Cristallisation de la stratégie de Triangulation en Afrique
credit TABC 2022

Cristallisation de la stratégie de Triangulation en Afrique

L’Afrique est souvent présentée comme la dernière frontière de la prospérité. 54 pays, 1,3 Milliards d’habitants avec un PIB total de 2.600 Milliards US$ en 2019, l’Afrique affiche le taux de croissance continental le plus élevé de la planète (4% en 2021 selon la Banque Mondiale). Elle reste néanmoins la région la plus touchée par la sécheresse, la famine et la pauvreté (41% de la population subsaharienne vit en dessous du seuil de pauvreté). Cela nous fait presque oublier que c’est la partie du monde qui a le plus généreusement contribué au développement des autres parties du monde dans le passé, et c’est encore elle qui va porter le gros de la croissance mondiale des prochaines décennies. 

En se laissant exploiter comme source de matières premières, de produits agricoles et de main-d'œuvre (depuis le temps de l’esclavagisme et par la suite le colonialisme), les pays africains contribuent davantage à la prospérité des autres pays qu’à la leur. En guise de compensation, une aide au développement fournie par les pays industrialisés, s’est mise en place via des agences et institutions financières internationales. Force est de constater que cette approche a in fine maintenu l’Afrique dans un carcan néocolonial et produit une forme de dépendance qui réduit voire neutralise le bénéfice attendu de ces aides.

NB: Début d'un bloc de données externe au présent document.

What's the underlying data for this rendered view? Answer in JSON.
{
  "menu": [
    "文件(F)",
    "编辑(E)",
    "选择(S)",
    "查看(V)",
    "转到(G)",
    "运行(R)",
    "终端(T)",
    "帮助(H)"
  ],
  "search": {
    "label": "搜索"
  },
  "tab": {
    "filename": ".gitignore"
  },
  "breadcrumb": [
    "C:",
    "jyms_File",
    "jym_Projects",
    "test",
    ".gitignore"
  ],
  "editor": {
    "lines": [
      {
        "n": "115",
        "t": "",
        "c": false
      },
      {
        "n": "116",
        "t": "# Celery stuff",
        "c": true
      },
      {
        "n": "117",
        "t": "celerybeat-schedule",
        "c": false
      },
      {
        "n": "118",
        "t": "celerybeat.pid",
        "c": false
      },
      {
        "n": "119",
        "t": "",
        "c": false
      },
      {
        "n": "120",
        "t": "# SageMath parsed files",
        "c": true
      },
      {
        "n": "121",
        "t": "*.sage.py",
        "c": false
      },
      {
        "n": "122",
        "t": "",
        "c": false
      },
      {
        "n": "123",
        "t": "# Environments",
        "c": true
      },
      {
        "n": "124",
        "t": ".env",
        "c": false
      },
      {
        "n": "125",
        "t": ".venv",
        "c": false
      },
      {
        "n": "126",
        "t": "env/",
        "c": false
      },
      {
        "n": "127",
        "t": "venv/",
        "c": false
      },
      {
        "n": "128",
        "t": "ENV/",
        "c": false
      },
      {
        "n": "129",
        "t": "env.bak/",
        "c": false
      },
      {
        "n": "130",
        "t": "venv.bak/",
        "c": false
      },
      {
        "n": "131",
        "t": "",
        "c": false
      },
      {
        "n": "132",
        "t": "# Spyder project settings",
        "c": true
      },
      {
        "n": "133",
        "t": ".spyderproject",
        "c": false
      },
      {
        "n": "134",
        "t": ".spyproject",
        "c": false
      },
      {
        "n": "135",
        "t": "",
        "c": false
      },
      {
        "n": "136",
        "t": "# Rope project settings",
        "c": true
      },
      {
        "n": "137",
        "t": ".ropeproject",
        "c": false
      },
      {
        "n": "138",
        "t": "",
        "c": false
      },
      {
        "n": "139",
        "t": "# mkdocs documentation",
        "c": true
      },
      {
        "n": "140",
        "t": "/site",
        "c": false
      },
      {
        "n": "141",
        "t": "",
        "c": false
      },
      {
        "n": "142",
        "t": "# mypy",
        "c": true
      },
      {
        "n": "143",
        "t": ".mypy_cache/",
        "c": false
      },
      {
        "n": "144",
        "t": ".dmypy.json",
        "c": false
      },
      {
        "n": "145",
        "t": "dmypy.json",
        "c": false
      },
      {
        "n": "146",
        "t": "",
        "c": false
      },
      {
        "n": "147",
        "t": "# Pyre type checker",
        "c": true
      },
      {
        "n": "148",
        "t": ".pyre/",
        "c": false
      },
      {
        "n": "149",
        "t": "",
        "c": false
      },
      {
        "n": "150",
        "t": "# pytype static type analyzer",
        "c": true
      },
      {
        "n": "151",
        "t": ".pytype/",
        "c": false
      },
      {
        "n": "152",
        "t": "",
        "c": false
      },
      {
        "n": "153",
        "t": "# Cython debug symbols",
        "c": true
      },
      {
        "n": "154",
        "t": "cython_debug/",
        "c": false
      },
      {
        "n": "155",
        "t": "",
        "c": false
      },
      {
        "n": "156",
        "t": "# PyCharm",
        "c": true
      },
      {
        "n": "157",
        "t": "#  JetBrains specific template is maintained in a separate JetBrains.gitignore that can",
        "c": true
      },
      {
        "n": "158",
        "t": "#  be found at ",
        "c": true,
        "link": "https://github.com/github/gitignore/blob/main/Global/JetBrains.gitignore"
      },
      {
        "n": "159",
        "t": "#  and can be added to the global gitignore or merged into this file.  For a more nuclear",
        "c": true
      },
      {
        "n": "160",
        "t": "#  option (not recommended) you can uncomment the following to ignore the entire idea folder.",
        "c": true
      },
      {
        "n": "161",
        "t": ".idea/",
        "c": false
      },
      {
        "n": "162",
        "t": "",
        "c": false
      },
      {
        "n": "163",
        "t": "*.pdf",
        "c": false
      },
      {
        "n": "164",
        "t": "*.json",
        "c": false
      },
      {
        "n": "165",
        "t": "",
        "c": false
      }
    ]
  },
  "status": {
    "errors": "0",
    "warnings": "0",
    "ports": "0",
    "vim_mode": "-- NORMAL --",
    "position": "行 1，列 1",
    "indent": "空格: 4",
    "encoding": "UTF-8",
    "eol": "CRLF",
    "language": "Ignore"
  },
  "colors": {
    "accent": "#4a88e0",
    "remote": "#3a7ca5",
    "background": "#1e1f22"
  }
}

Il est donc naturel de chercher de nouvelles stratégies de développement et de nouvelles approches de coopération, avec des règles plus favorables aux africains, appelés désormais à prendre en main leur destin de continent du futur. Parmi les nouvelles approches de développement, le Conseil d'Affaires Tuniso-Africain (TABC) a largement fait écho à la stratégie de Triangulation, dont ci-après une tentative de définition et des illustrations reconstituées en grande partie à partir des échanges et débats enregistrés lors du FITA 2022. 

A propos de la stratégie de Triangulation

L’économie mondiale est en train d’évoluer vers un nouveau modèle marqué par la digitalisation, la porosité des frontières et l’interdépendance climatique et sanitaire. Tous les pays cherchent désormais à assurer leur souveraineté, non seulement sur leur territoire physique mais aussi sur leur patrimoine intangible, comme les systèmes d’éducation ou de santé publique. Protéger leur population, sécuriser leur alimentation, maîtriser les coûts de la vie et réduire l’impact des activités humaines sur l'environnement nécessitent non seulement de recourir à l’état de l’art de la science et technologie, mais aussi de coopérer avec des pays tiers pour développer une capacité collective plus forte que la somme des capacités individuelles. D’autant qu’aucun pays ne peut, seul, lutter contre les effets du changement climatique ou encore contre une pandémie.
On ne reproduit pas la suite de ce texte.